Once renowned for driving fame, today there’s so much more to OOH than static posters. We spoke with Mark Bucknell, Chief Commercial Officer, JC Decaux who told us that OOH is a data-led, digital and accountable channel that still delivers the public scale only real-world media can provide.
If you could change one thing in the industry, what would it be?
I would speed up the move from ‘panel first’ to ‘people first’ planning. We still spend a lot of time talking about formats and frames; we should spend more time on audiences, journeys and outcomes.
Concretely, that means standardising data, measurement and attribution across OOH so that agencies can compare it more easily with other channels and include it naturally in every omnichannel brief. OOH shouldn’t be a last minute add on, but a core part of the strategy.
How do you think advertising on OOH will change over the next three years?
OOH will become more dynamic and responsive. The growth of digital and programmatic DOOH means campaigns will be adapted in near real time; copy changing by location, audience segment, time of day or external signals like weather and sports results. Programmatic DOOH at scale presents a huge opportunity: buying audiences, moments and contexts rather than just panels. For advertisers, that means using OOH to bridge brand and performance: trusted public canvases, activated dynamically to drive both perception and action.

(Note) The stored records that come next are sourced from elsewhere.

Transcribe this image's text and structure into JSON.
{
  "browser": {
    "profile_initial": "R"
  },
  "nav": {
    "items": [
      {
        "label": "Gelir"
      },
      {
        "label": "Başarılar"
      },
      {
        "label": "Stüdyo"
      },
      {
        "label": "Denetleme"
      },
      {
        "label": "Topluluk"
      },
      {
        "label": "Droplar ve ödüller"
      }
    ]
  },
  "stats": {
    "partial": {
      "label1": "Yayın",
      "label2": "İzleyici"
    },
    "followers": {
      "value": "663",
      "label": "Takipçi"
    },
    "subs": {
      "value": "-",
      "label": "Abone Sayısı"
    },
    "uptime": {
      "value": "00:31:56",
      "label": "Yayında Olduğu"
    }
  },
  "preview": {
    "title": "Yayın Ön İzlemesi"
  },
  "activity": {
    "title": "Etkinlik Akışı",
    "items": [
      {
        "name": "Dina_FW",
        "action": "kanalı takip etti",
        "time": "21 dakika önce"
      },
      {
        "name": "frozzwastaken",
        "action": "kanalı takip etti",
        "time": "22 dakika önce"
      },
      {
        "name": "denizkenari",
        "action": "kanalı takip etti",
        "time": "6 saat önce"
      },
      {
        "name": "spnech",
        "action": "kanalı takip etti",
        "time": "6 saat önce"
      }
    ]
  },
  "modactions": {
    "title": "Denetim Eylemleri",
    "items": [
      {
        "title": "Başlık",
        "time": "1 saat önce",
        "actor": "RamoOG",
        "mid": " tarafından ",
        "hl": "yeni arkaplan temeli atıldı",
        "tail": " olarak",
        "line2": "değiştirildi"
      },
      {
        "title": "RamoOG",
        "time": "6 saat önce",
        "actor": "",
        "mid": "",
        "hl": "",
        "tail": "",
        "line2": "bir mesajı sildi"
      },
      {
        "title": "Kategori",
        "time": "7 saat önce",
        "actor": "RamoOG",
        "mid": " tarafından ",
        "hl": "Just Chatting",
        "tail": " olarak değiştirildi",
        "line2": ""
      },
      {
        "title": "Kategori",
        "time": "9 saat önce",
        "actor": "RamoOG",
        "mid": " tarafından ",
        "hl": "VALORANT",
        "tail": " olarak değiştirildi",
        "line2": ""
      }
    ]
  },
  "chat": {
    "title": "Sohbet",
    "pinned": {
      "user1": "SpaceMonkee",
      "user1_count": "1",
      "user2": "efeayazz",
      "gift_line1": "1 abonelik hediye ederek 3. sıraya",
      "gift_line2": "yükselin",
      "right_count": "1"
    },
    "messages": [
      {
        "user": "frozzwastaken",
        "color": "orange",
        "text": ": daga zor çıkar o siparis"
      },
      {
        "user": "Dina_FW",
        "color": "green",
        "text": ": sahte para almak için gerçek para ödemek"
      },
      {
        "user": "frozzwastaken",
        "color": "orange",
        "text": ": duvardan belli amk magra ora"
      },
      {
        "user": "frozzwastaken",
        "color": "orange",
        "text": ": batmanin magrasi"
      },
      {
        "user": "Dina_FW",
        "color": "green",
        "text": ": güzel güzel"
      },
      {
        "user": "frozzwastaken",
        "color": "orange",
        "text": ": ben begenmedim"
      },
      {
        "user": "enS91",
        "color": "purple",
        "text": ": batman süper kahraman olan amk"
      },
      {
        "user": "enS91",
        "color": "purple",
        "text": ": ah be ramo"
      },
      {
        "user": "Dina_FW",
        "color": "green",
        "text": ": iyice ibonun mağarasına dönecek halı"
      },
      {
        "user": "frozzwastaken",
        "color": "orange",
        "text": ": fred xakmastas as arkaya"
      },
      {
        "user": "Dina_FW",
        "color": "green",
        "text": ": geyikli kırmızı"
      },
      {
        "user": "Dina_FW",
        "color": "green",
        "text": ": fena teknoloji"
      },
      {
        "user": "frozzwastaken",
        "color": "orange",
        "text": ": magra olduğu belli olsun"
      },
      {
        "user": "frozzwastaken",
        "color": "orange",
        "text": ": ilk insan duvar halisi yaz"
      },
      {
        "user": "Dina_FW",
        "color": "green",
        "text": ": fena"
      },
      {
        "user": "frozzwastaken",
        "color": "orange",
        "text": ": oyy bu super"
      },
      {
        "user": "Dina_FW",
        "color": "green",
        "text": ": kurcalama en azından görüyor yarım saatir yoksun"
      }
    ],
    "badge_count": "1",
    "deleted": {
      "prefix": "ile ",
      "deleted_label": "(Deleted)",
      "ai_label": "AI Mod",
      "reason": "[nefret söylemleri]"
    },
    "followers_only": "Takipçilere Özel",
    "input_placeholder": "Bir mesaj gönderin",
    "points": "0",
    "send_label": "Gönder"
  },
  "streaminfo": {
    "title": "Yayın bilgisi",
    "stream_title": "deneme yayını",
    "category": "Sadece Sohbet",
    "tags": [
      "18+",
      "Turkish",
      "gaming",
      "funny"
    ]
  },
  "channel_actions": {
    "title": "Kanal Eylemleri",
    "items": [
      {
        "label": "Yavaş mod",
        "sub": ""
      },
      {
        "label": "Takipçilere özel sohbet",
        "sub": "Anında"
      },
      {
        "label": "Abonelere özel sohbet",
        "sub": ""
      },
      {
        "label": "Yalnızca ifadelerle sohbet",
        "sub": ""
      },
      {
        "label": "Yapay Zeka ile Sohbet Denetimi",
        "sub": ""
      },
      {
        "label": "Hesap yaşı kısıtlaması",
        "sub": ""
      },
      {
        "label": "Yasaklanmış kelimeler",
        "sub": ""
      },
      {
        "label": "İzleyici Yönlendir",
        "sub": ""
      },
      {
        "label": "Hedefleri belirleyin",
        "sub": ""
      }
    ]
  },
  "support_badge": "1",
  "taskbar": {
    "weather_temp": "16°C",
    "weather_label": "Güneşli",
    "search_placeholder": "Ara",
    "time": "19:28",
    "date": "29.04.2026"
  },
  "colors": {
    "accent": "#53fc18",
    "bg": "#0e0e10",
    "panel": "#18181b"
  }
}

Measurement will get richer. We’re already seeing stronger links between OOH exposure and outcomes like store visits and online conversions. That will become standard, helping OOH play a bigger role in performance-oriented plans.
But what won’t change is the core strength of the medium: big, bold, public canvases that cut through digital noise and build long-term brand trust. The future is more data and more flexibility, sitting on top of that physical foundation.